Die Figur des Herrn Mittelmaß hat der Maler offenbar erfunden, um sie zu denunzieren. Er ist der Depp, den die Demokratie gebiert, der Mitläufer, der Unselbständige, der Herdenmensch oder, kunstimmanenter, der Dilettant, der Drittklassige, der Minderwertige, der das Schicksal der DDR besiegelt und seither das Sagen hat. Sitte erklärt in dem Zusammenhang 1994 in einem Interview: "Plötzlich merkten diese Menschen (hier: an der Hochschule für industrielle Formgestaltung in Halle, wo Sitte Professor und bis 1987 Direktor der Sektion Bildende und Angewandte Kunst war; R.W.), daß der freiberufliche Künstler in der Marktwirtschaft zum Freiwild wird und daß eine Festanstellung eine Absicherung ist. Dann kamen diese Evaluierungskommissionen, die mit ihren Stasilisten von Hochschule zu Hochschule zogen und sagten: Der raus, der kann bleiben.

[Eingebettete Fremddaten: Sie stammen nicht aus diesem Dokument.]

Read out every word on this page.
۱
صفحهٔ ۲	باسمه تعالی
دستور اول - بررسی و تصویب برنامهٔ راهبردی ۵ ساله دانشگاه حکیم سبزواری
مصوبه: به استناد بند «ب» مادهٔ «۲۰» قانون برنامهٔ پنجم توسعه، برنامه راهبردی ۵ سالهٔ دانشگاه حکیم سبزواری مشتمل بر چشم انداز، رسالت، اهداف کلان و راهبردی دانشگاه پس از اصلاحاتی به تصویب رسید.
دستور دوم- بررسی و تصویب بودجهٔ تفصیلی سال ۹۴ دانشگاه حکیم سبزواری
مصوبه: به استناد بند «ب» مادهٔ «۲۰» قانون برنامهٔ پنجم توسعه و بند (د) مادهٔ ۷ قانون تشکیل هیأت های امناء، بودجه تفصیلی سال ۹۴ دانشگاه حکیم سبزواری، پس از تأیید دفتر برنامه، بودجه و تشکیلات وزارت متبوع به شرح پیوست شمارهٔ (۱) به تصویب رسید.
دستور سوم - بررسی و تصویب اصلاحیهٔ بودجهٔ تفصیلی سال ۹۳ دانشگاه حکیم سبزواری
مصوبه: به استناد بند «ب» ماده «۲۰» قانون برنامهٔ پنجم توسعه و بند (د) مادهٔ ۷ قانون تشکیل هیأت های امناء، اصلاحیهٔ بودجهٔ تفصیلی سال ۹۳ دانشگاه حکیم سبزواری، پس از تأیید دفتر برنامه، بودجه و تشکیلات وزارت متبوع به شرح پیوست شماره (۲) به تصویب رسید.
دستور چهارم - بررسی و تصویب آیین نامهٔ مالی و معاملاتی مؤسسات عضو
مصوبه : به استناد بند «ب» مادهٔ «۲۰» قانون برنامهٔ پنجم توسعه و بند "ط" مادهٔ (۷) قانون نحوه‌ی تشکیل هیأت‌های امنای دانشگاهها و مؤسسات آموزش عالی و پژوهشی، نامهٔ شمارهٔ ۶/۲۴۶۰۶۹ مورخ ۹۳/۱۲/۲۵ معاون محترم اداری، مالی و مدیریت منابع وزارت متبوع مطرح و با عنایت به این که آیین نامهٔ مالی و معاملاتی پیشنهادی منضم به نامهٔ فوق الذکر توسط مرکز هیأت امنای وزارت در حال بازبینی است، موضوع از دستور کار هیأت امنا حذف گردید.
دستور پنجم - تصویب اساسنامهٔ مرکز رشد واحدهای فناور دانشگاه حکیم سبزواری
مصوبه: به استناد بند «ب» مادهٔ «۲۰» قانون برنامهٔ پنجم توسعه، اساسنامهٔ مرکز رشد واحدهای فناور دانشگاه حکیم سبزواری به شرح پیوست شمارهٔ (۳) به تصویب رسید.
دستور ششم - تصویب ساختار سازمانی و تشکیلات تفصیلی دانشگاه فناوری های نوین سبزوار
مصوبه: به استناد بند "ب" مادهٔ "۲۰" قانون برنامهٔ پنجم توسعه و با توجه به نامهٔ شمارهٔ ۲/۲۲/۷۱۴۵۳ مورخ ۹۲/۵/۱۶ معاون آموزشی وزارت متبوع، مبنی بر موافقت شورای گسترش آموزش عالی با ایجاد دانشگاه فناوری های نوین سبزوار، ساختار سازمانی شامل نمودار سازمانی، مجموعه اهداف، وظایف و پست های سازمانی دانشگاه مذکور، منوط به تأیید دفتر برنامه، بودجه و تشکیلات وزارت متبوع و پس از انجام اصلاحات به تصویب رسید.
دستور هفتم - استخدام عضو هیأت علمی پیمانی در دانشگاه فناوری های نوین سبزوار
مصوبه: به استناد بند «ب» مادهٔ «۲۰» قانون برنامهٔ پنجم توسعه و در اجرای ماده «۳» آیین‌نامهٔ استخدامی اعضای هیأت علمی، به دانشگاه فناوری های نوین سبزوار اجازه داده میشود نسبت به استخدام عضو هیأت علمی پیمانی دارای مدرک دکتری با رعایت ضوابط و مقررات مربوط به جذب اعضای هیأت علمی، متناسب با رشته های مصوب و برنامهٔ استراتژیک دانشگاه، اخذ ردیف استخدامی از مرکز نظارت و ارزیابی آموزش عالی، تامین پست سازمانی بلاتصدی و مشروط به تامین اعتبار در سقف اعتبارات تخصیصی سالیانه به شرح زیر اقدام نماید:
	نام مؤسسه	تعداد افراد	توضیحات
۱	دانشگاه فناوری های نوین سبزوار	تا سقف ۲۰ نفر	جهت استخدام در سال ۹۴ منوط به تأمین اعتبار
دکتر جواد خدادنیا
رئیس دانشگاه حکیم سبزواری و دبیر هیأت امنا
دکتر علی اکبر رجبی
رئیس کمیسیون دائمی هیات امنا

Leute aus der zweiten und dritten Reihe, die nie aufgefallen waren, weder als Künstler noch sonst irgendwie, waren plötzlich da, man staunte Bauklötze, und die anderen flogen, unabhängig davon, was sie geleistet hatten, raus." Es ist nur konsequent, wenn Sitte das Mittelmaß auch in der Arbeiterklasse entdeckt und mit ihm abrechnet: "... Halle war immer ein roter Bezirk, auch Chemnitz, Magdeburg. Es ist für mich erschütternd, daß in der Mehrheit bürgerliche Landräte und Bürgermeister gewählt wurden. Arbeiterklasse! Diesen Arbeitern habe ich Denkmale geschaffen! Huldigungen. Und dieses Bild ›Erdgeister‹ habe ich 1990 gemacht. Sie stecken alle mit den Köpfen im Dreck ... Erledigt. Das ist mein letztes Bild zum Thema Arbeiterklasse. Dazu mach' ich nichts mehr. Die Menschen haben mich bitter enttäuscht. Ich hab Illusionen gehabt, das geb' ich zu. Illusionen darf man haben, aber manchmal im Leben sind sie sträflich." Halten wir also fest: Willi Sitte hat sich nicht getäuscht, sondern die Menschen haben ihn bitter enttäuscht. Die Arbeiterklasse rechtfertigte das Vertrauen nicht, das der Malkünstler in sie gesetzt hatte. Ah ja.

Die ganze Mittelmaß-Idee ist rundum mittelmäßig, die Polemik platt und problematisch. Bildtitel und Zeichnungen des Zyklus' sind völlig redundant und erhellen wenig mehr als den Dünkel des Malers. Daran ändert nichts, daß Sitte hier wie bei vielen anderen seiner Arbeiten weitere symbolische Bildebenen, technische Finessen, skizzierte Alternativen und akurat durchgearbeitete Kompositionen anbietet und so einen gewissen formalen Überschuß erzeugt. Dieser beeindruckende Überschuß, eine Konstante in Sittes Werk und oft das "Barocke" seiner Bildsprache genannt, steht quasi quer zur obsessiven Allegorik, die er pflegt und die nicht selten trivial und plakativ wirkt. Es geht von der Nacht zum Licht, von links unten nach rechts oben, vom Ernst zum Lachen, von der Sonnenfinsternis zum Regenbogen, aus den Gräbern und Schlachtfeldern (unten) in eine lichte Zukunft (oben). 1988/98 fertigt Sitte in einem Auftragswerk für die Metallgesellschaft AG (Achtung: Auftragskunst!) das monumentale Tafelbild "Wir haben die Erde von unseren Kindern nur geliehen" an, das noch einmal sämtliche Elemente dieses Bilderbogenkitsches aufbietet.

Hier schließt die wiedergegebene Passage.